The bank's net NPA ratio in the June quarter rose to 10.04 per cent as against 4.53 per cent in the year-ago period.
Its gross NPA as a percentage of total loans rose to 17.19 per cent in the first quarter from 7.30 per cent a year ago.
The bank's operating profit fell 30.25 per cent year-on-year to Rs 810.16 crore during June quarter from Rs 1,161.46 crore for the corresponding period in 2015.
On the back of a huge surge in bad loans, the public sector lender's provisions and contingencies rose by 63.77 per cent year-on-year to Rs 1,250.50 crore for the first quarter this fiscal from Rs 763.56 crore for the corresponding period last fiscal.
About 50 per cent of the fresh slippages came from large corporate accounts, he said.
"However, we saw good recovery from small accounts during this quarter," he said, adding during the June quarter recovery stood at Rs 1,400 crore, up from Rs 360 crore in the year-ago period.
The bank has already put NPAs with a total outstanding amount of Rs 1,767 crore on sale to clean up its balance sheet and invited Expression of Interest (EOI) from asset reconstruction companies (ARCs), banks, financial institutions and eligible NBFCs for the proposed sale of its 22 NPA accounts.
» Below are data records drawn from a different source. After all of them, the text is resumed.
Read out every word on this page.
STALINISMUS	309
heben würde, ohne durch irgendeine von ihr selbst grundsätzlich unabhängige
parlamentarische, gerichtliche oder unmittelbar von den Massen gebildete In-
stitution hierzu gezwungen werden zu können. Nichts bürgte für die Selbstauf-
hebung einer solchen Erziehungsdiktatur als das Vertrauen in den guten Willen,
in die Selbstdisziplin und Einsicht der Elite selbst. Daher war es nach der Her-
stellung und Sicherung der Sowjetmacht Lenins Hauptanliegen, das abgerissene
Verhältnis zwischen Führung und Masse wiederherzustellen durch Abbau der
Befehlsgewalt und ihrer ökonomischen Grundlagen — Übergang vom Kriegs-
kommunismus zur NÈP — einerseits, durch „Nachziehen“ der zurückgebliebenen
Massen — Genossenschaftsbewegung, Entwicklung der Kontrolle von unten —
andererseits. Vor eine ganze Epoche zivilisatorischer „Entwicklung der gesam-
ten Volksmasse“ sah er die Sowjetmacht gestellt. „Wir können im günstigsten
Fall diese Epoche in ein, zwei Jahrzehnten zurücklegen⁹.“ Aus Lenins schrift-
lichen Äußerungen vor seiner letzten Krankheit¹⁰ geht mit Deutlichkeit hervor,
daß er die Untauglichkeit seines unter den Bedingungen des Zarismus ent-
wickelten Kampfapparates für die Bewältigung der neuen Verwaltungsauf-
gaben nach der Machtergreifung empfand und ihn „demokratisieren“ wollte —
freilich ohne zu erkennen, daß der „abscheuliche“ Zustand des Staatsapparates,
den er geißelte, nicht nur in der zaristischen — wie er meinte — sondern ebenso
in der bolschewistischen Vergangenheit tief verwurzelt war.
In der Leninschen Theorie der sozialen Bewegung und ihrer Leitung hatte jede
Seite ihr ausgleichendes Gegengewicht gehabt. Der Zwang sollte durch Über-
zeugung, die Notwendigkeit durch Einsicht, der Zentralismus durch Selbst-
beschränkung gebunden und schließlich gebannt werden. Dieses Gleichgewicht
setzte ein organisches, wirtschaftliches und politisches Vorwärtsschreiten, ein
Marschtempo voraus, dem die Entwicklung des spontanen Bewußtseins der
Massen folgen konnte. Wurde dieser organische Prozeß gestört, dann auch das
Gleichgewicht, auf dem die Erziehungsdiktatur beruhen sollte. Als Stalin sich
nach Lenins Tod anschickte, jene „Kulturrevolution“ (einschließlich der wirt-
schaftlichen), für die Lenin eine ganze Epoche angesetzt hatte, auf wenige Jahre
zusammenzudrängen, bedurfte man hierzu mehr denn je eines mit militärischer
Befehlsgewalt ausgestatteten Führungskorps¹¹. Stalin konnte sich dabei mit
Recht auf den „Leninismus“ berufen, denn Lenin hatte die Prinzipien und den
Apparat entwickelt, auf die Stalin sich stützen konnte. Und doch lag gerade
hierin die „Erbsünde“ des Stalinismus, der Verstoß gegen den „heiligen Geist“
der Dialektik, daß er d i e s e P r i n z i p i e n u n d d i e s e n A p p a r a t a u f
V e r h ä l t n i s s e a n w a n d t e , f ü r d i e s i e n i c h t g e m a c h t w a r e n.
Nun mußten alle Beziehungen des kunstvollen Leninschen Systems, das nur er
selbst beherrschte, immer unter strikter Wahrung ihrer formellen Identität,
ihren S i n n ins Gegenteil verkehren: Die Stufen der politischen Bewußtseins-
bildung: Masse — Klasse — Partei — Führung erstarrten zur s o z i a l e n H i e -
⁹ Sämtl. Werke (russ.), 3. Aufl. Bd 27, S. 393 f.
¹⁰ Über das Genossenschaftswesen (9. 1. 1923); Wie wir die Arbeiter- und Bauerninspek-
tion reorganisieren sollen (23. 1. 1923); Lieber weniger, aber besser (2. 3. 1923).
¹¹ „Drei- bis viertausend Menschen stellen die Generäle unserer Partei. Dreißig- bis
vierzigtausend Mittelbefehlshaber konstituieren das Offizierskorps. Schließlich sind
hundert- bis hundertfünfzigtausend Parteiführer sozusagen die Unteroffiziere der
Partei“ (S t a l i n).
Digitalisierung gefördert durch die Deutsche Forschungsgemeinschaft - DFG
Takkar has earlier said his bank was focussing on "pro-active management of asset health" through close monitoring of loan accounts and going all out to recover bad loans to bring down NPA level.
It was planning to issue shares on a preferential basis to the government for a capital infusion of Rs 775 crore. Its capital adequacy ratio under Basel III rules stood at 9.90 per cent at the end of June quarter.